Evolution of secondary sexual dimorphism in plants
Numerous traits have been reported to differ between males and females of dioecious species e.g. size, phenology, nutrient requirements, etc. Mercurialis annua occurs in dioecious, monoecious and androdioecious populations where a range of sexual morphs can be found. Previous findings indicate that sex allocation in hermaphrodites seem to respond to selective pressures. Now we aim to deepen our understanding of the evolution of secondary sexual dimorphism driven by male and female sexual function specialization. We are conducting a series of natural selection experiments to integrate a comprehensive set of adaptive traits to describe correlated responses with each sexual function.


Figure 1. Left.
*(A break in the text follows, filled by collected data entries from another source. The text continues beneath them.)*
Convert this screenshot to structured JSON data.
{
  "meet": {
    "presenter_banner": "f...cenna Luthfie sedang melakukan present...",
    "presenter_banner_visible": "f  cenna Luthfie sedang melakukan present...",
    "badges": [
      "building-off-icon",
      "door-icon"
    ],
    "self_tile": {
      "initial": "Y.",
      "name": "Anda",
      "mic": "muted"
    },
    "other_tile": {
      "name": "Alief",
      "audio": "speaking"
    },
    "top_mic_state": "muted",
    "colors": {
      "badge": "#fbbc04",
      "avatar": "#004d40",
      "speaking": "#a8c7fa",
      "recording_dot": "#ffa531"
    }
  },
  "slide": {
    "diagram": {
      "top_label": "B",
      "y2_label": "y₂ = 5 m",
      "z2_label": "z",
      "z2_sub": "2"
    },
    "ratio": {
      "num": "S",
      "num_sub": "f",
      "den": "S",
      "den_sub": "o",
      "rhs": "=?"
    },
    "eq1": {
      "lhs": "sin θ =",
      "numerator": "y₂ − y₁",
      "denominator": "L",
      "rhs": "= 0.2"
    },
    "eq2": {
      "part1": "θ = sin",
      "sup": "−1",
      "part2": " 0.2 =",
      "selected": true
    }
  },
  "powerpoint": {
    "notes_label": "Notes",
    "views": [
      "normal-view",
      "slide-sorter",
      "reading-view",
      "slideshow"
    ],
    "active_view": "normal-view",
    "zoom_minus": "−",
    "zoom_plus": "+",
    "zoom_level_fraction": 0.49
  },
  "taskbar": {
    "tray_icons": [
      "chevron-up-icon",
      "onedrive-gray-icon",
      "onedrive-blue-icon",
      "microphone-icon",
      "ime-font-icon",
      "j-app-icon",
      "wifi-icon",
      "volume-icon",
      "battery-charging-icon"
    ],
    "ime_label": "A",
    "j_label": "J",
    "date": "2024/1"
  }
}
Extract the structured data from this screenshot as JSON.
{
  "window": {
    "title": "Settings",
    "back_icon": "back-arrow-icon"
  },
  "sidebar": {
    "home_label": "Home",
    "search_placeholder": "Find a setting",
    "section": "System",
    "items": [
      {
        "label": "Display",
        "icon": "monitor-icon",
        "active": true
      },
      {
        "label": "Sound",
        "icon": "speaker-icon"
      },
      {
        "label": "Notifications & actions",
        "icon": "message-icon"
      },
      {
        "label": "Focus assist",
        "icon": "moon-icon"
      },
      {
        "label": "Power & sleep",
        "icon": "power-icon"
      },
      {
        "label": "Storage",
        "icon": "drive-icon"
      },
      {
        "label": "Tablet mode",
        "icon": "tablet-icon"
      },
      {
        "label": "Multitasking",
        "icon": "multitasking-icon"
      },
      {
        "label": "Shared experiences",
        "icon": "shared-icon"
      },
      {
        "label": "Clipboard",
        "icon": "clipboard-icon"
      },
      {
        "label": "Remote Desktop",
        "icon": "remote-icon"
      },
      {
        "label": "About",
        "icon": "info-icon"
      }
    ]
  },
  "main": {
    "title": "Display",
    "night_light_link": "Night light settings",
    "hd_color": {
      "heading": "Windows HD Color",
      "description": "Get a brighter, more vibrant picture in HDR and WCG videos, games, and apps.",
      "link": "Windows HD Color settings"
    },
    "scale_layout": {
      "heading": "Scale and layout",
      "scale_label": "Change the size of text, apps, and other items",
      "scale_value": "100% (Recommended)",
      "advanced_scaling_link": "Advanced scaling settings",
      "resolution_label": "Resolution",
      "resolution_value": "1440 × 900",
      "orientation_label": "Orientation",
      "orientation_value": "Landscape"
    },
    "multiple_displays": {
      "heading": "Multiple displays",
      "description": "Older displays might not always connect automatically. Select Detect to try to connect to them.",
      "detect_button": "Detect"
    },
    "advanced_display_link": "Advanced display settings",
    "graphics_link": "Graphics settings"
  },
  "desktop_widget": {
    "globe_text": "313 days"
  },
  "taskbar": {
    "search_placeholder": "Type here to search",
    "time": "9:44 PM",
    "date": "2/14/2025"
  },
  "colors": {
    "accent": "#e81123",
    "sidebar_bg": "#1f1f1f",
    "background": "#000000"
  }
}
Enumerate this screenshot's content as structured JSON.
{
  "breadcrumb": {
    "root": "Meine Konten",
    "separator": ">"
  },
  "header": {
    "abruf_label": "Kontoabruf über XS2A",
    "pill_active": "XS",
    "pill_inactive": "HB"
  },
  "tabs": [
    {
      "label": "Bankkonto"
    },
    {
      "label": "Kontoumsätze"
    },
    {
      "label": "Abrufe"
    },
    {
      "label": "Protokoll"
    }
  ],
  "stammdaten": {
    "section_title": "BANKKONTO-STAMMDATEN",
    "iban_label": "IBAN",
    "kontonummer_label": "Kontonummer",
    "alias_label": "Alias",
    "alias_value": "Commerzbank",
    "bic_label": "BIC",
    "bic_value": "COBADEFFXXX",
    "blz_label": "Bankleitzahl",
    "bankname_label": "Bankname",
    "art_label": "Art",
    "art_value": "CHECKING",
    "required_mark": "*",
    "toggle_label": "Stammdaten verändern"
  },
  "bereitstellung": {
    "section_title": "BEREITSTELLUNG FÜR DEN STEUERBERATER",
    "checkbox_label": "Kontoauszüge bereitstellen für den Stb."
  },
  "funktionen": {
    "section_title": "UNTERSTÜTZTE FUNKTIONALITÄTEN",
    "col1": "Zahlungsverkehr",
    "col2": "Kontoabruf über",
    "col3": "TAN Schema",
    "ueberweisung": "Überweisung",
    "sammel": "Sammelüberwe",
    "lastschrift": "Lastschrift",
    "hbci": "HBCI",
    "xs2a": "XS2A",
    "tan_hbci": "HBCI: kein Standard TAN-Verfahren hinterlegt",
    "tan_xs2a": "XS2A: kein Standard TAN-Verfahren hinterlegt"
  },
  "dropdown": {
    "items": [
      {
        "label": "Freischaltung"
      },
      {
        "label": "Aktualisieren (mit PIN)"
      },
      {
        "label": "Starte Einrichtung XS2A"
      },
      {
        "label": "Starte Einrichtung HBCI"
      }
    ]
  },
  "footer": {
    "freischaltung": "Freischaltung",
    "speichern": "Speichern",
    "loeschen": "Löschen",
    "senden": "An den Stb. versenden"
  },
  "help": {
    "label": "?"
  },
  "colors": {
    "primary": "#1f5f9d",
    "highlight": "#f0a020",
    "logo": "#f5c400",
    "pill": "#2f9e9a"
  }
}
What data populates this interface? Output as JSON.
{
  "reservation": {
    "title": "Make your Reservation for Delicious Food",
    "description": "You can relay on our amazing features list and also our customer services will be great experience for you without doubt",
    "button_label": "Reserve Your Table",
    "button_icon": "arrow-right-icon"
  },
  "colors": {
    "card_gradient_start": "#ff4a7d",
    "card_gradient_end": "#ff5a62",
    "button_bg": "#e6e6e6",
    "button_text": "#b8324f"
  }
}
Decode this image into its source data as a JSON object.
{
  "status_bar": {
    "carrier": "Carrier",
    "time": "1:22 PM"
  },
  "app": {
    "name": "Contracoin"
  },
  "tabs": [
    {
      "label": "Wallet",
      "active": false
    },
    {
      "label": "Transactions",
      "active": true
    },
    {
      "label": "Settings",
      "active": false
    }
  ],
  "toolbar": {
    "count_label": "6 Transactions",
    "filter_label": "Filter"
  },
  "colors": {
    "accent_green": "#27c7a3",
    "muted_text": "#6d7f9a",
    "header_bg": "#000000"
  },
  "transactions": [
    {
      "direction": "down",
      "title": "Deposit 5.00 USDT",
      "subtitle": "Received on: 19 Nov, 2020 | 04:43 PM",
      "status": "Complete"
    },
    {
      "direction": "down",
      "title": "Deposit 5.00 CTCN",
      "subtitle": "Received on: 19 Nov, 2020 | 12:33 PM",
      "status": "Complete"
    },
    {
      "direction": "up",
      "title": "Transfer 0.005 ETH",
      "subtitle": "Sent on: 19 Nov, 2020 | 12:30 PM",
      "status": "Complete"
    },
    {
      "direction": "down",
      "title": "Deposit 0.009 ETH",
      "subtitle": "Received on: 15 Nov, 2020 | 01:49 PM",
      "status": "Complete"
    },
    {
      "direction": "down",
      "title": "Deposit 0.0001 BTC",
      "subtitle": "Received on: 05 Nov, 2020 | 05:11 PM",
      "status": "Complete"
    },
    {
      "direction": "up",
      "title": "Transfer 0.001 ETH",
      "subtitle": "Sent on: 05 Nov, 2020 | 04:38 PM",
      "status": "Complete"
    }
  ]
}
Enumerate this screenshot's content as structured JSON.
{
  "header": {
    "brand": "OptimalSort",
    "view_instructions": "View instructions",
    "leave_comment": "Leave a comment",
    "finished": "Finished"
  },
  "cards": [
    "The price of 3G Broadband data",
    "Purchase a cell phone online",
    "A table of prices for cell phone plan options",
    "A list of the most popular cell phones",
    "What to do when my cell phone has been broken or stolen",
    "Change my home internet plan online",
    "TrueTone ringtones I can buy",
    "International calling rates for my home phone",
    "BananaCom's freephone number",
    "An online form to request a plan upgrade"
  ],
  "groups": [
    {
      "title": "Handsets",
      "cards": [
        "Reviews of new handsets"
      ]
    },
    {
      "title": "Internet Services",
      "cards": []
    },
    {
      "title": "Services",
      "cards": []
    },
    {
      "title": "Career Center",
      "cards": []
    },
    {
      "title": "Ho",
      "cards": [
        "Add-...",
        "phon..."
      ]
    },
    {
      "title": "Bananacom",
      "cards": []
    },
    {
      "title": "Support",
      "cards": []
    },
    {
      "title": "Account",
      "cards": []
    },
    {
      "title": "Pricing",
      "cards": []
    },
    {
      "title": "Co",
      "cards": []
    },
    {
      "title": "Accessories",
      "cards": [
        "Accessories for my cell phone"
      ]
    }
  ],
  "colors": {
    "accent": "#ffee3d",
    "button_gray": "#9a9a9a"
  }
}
Herpmahrodite Mercurialis annua with clumped inflorescences. Middle. Plot from an experiment aimed at studying size effects on the mating system. Right. Male Mercurialis annua.

Previous Projects

During my PhD at the Spanish National Forest Research Centre (INIA-CIFOR), I enjoyed a wealth of data from diverse common garden experiments which I used to answer basic evolutionary and ecological questions focusing on two Mediterranean pine species: Pinus pinaster and P. halepensis. Specifically, I studied patterns of among and within population variation in life-history traits such as the threshold size for reproduction and reproductive allometries by using animal Generalised Linear Mixed Model analysis to estimate the genetic (heritability, Qst) and environmental (plasticity) basis of phenotypic variation. My main results highlight the relevance studying reproductive traits in forest trees, largely overlooked to date. Previous to my PhD, I was involved in several research projects ranging from genetic engineering and population genetics to plant and fungi biodiversity surveys.


Figure 2. Reaction norms for vegetative and reproductive traits measured in two Pinus halepensis provenance common gardens subject to contrasting environmental conditions (low and high environmental stress). Lines connect mean values per source population at each common garden.